The independent daily Al-Shira' asked the question of Saddam's innocence in an op-ed by Qahtan Al-Shimri,who pointed out that Arab cable television stations and Arab judiciaries consider Saddam blameless and maintain that he should not have been arrested and tried. The article goes on to list Saddam's crimes against Iraq and the Iraqi people and says that he squandered Iraqi territories in his war with Iran, and gave them away to Kuwait, Saudi Arabia, Turkey, and Jordan, and that he caused the death of three million Iraqi civilians and military men. Add to that, says the paper, the executions and the use of chemical weapons which made him worse than any "Pharaoh" [i.e. tyrant] in history. The writer launches a ruthless criticism against the team of Jordanian lawyers and other Arabs "who, with their logic, condemn the innocent and glamorize the criminal. And since the new government is not legitimate [in their opinion], because it was not elected, they encourage the criminals and the thieves to take advantage of this golden opportunity to keep on slaughtering, killing, and robbing with impunity…" [9]

In another op-ed, the same daily refers to Saddam's defense team as "mercenaries who sold their conscience and betrayed the honor of their profession… these mercenaries know exactly the enormity of their client's crimes, but they disregard justice, honor and morality…" The author of the article, 'Adel Al-Samawi, also attacks the Jordanian and other Arab lawyers who are members of the defense team and says that "they do not realize that Arab nationalism means the people, and not a criminal sovereign who ended in the landfills of history…" The writer goes on to say that the "Mafia of Tikrit" has been actively trying to mobilize Muslims in Western countries, who have no knowledge of the Iraqi people, and to spread their venom and convince them that the Iraqi people are "shedding tears over the departure of their commander…" At the end of his article, the writer advocates prohibiting "those mercenaries from ever coming to Iraq." [10]
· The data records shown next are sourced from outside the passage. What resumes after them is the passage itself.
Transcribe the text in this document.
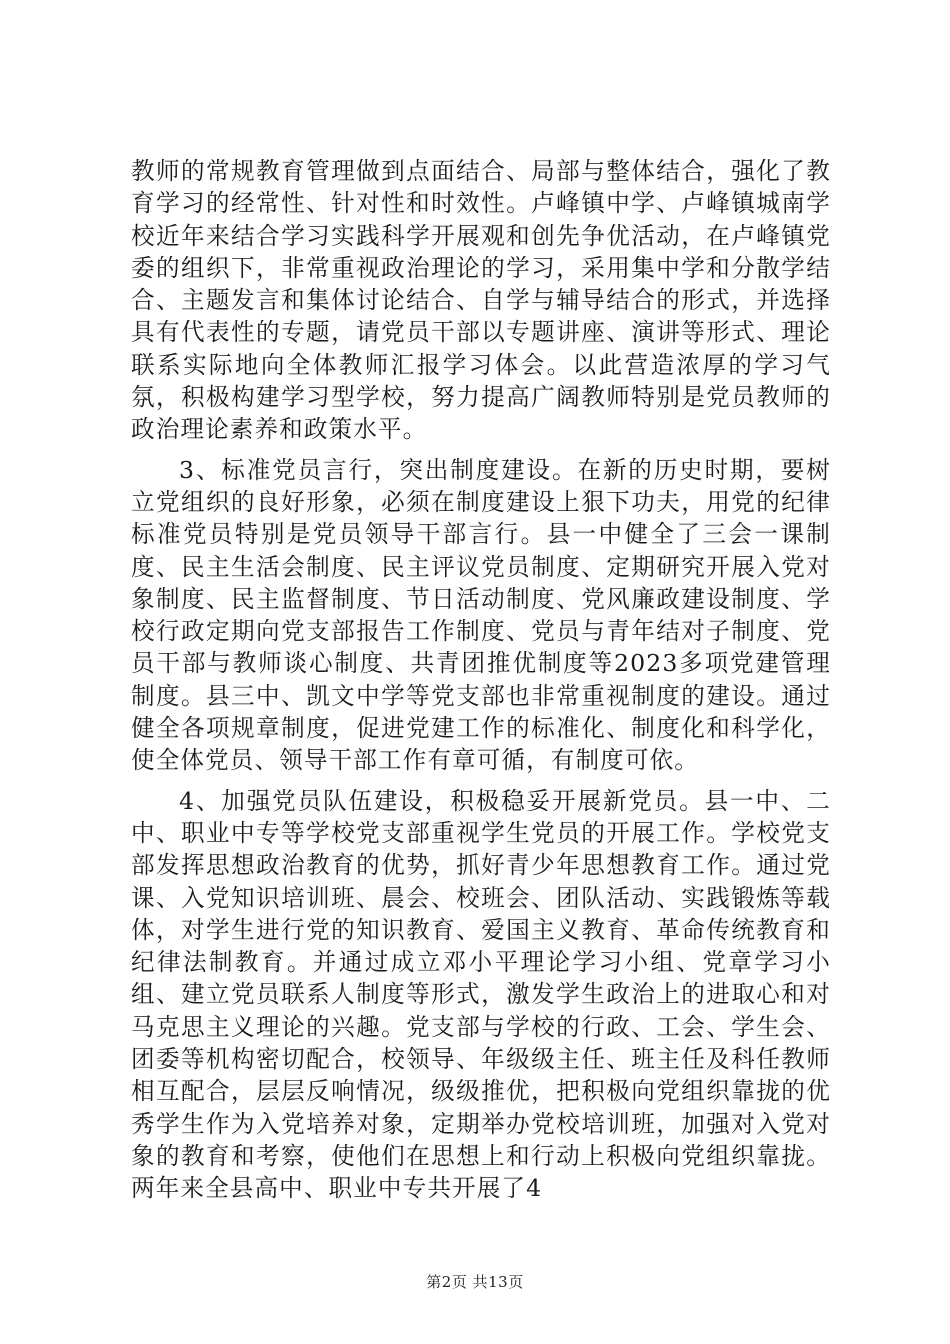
教师的常规教育管理做到点面结合、局部与整体结合，强化了教育学习的经常性、针对性和时效性。卢峰镇中学、卢峰镇城南学校近年来结合学习实践科学开展观和创先争优活动，在卢峰镇党委的组织下，非常重视政治理论的学习，采用集中学和分散学结合、主题发言和集体讨论结合、自学与辅导结合的形式，并选择具有代表性的专题，请党员干部以专题讲座、演讲等形式、理论联系实际地向全体教师汇报学习体会。以此营造浓厚的学习气氛，积极构建学习型学校，努力提高广阔教师特别是党员教师的政治理论素养和政策水平。

3、标准党员言行，突出制度建设。在新的历史时期，要树立党组织的良好形象，必须在制度建设上狠下功夫，用党的纪律标准党员特别是党员领导干部言行。县一中健全了三会一课制度、民主生活会制度、民主评议党员制度、定期研究开展入党对象制度、民主监督制度、节日活动制度、党风廉政建设制度、学校行政定期向党支部报告工作制度、党员与青年结对子制度、党员干部与教师谈心制度、共青团推优制度等2023多项党建管理制度。县三中、凯文中学等党支部也非常重视制度的建设。通过健全各项规章制度，促进党建工作的标准化、制度化和科学化，使全体党员、领导干部工作有章可循，有制度可依。

4、加强党员队伍建设，积极稳妥开展新党员。县一中、二中、职业中专等学校党支部重视学生党员的开展工作。学校党支部发挥思想政治教育的优势，抓好青少年思想教育工作。通过党课、入党知识培训班、晨会、校班会、团队活动、实践锻炼等载体，对学生进行党的知识教育、爱国主义教育、革命传统教育和纪律法制教育。并通过成立邓小平理论学习小组、党章学习小组、建立党员联系人制度等形式，激发学生政治上的进取心和对马克思主义理论的兴趣。党支部与学校的行政、工会、学生会、团委等机构密切配合，校领导、年级级主任、班主任及科任教师相互配合，层层反响情况，级级推优，把积极向党组织靠拢的优秀学生作为入党培养对象，定期举办党校培训班，加强对入党对象的教育和考察，使他们在思想上和行动上积极向党组织靠拢。两年来全县高中、职业中专共开展了4

第2页 共13页
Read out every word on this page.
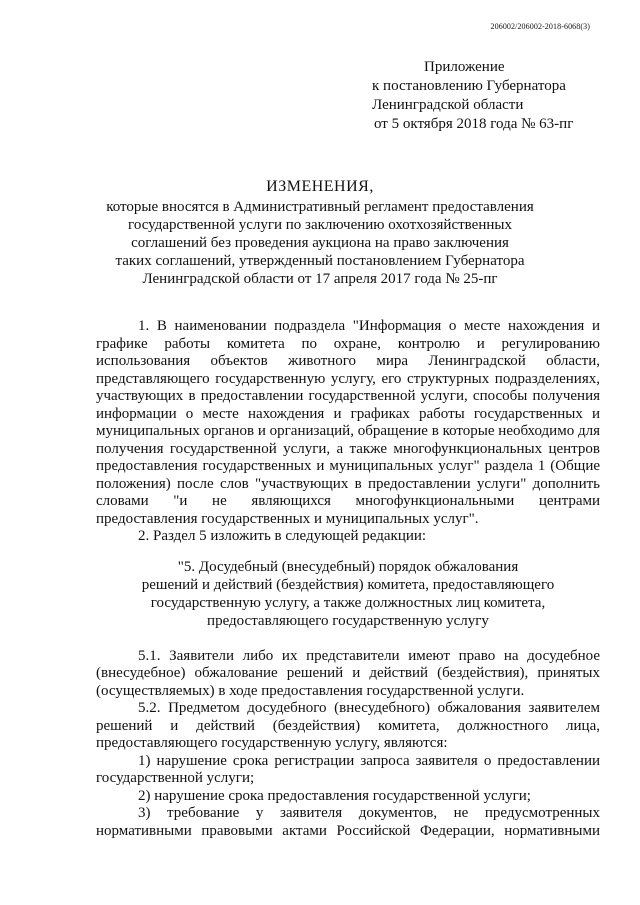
206002/206002-2018-6068(3)
Приложение
к постановлению Губернатора
Ленинградской области
от 5 октября 2018 года № 63-пг
ИЗМЕНЕНИЯ,
которые вносятся в Административный регламент предоставления
государственной услуги по заключению охотхозяйственных
соглашений без проведения аукциона на право заключения
таких соглашений, утвержденный постановлением Губернатора
Ленинградской области от 17 апреля 2017 года № 25-пг

1. В наименовании подраздела "Информация о месте нахождения и графике работы комитета по охране, контролю и регулированию использования объектов животного мира Ленинградской области, представляющего государственную услугу, его структурных подразделениях, участвующих в предоставлении государственной услуги, способы получения информации о месте нахождения и графиках работы государственных и муниципальных органов и организаций, обращение в которые необходимо для получения государственной услуги, а также многофункциональных центров предоставления государственных и муниципальных услуг" раздела 1 (Общие положения) после слов "участвующих в предоставлении услуги" дополнить словами "и не являющихся многофункциональными центрами предоставления государственных и муниципальных услуг".

2. Раздел 5 изложить в следующей редакции:

"5. Досудебный (внесудебный) порядок обжалования
решений и действий (бездействия) комитета, предоставляющего
государственную услугу, а также должностных лиц комитета,
предоставляющего государственную услугу

5.1. Заявители либо их представители имеют право на досудебное (внесудебное) обжалование решений и действий (бездействия), принятых (осуществляемых) в ходе предоставления государственной услуги.

5.2. Предметом досудебного (внесудебного) обжалования заявителем решений и действий (бездействия) комитета, должностного лица, предоставляющего государственную услугу, являются:

1) нарушение срока регистрации запроса заявителя о предоставлении государственной услуги;

2) нарушение срока предоставления государственной услуги;

3) требование у заявителя документов, не предусмотренных нормативными правовыми актами Российской Федерации, нормативными
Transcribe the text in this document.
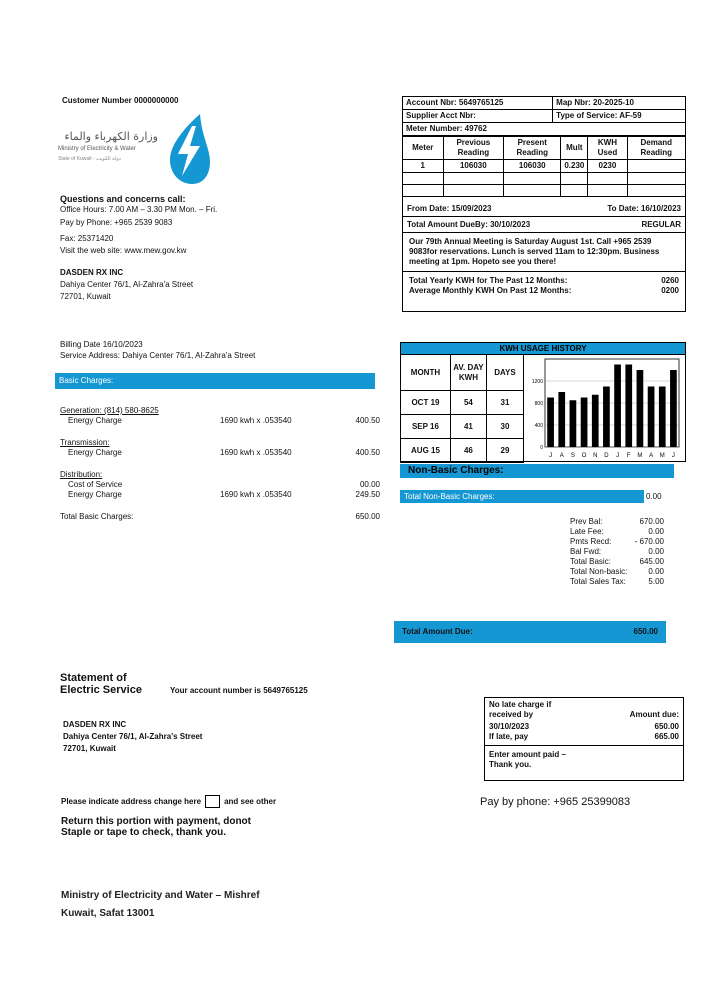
Customer Number 0000000000
وزارة الكهرباء والماء
Ministry of Electricity & Water
State of Kuwait - دولة الكويت
Questions and concerns call:
Office Hours: 7.00 AM – 3.30 PM Mon. – Fri.
Pay by Phone: +965 2539 9083
Fax: 25371420
Visit the web site: www.mew.gov.kw
DASDEN RX INC
Dahiya Center 76/1, Al-Zahra'a Street
72701, Kuwait
Account Nbr: 5649765125	Map Nbr: 20-2025-10
Supplier Acct Nbr:	Type of Service: AF-59
Meter Number: 49762	
Meter	Previous Reading	Present Reading	Mult	KWH Used	Demand Reading
1	106030	106030	0.230	0230	

From Date: 15/09/2023	To Date: 16/10/2023
Total Amount DueBy: 30/10/2023	REGULAR
Our 79th Annual Meeting is Saturday August 1st. Call +965 2539 9083for reservations. Lunch is served 11am to 12:30pm. Business meeting at 1pm. Hopeto see you there!
Total Yearly KWH for The Past 12 Months:	0260
Average Monthly KWH On Past 12 Months:	0200
Billing Date 16/10/2023
Service Address: Dahiya Center 76/1, Al-Zahra'a Street
Basic Charges:
Generation: (814) 580-8625
Energy Charge	1690 kwh x .053540	400.50
Transmission:
Energy Charge	1690 kwh x .053540	400.50
Distribution:
Cost of Service	00.00
Energy Charge	1690 kwh x .053540	249.50
Total Basic Charges:	650.00
KWH USAGE HISTORY
MONTH	AV. DAY KWH	DAYS
OCT 19	54	31
SEP 16	41	30
AUG 15	46	29	0
400
800
1200
J A S O N D J F M A M J
Non-Basic Charges:
Total Non-Basic Charges:	0.00
Prev Bal:	670.00
Late Fee:	0.00
Pmts Recd:	- 670.00
Bal Fwd:	0.00
Total Basic:	645.00
Total Non-basic:	0.00
Total Sales Tax:	5.00
Total Amount Due:	650.00
Statement of
Electric Service	Your account number is 5649765125
DASDEN RX INC
Dahiya Center 76/1, Al-Zahra's Street
72701, Kuwait
Please indicate address change here	and see other
Return this portion with payment, donot
Staple or tape to check, thank you.
No late charge if received by	Amount due:
30/10/2023	650.00
If late, pay	665.00
Enter amount paid –
Thank you.
Pay by phone: +965 25399083
Ministry of Electricity and Water – Mishref
Kuwait, Safat 13001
[1] Al-Sharq Al-Awsat (London), July 6, 2004.

[2] Al-Mashriq (Baghdad), July 3, 2004.

[3] Al-Mashriq (Baghdad), July 3, 2004.

[4] Al-Mada (Baghdad), July 3, 2004.

[5] Baghdad (Iraq), July 5, 2004.

[6] Baghdad (Iraq), July 4, 2004.

[7] Al-Sabah Al-Jadeed (Baghdad), July 5, 2004.

[8] Al-Sabah (Baghdad), July 5, 2004.

[9] Al-Shira' (Baghdad), July 5, 2004.

[10] Al-Shira' (Baghdad), July 5, 2004.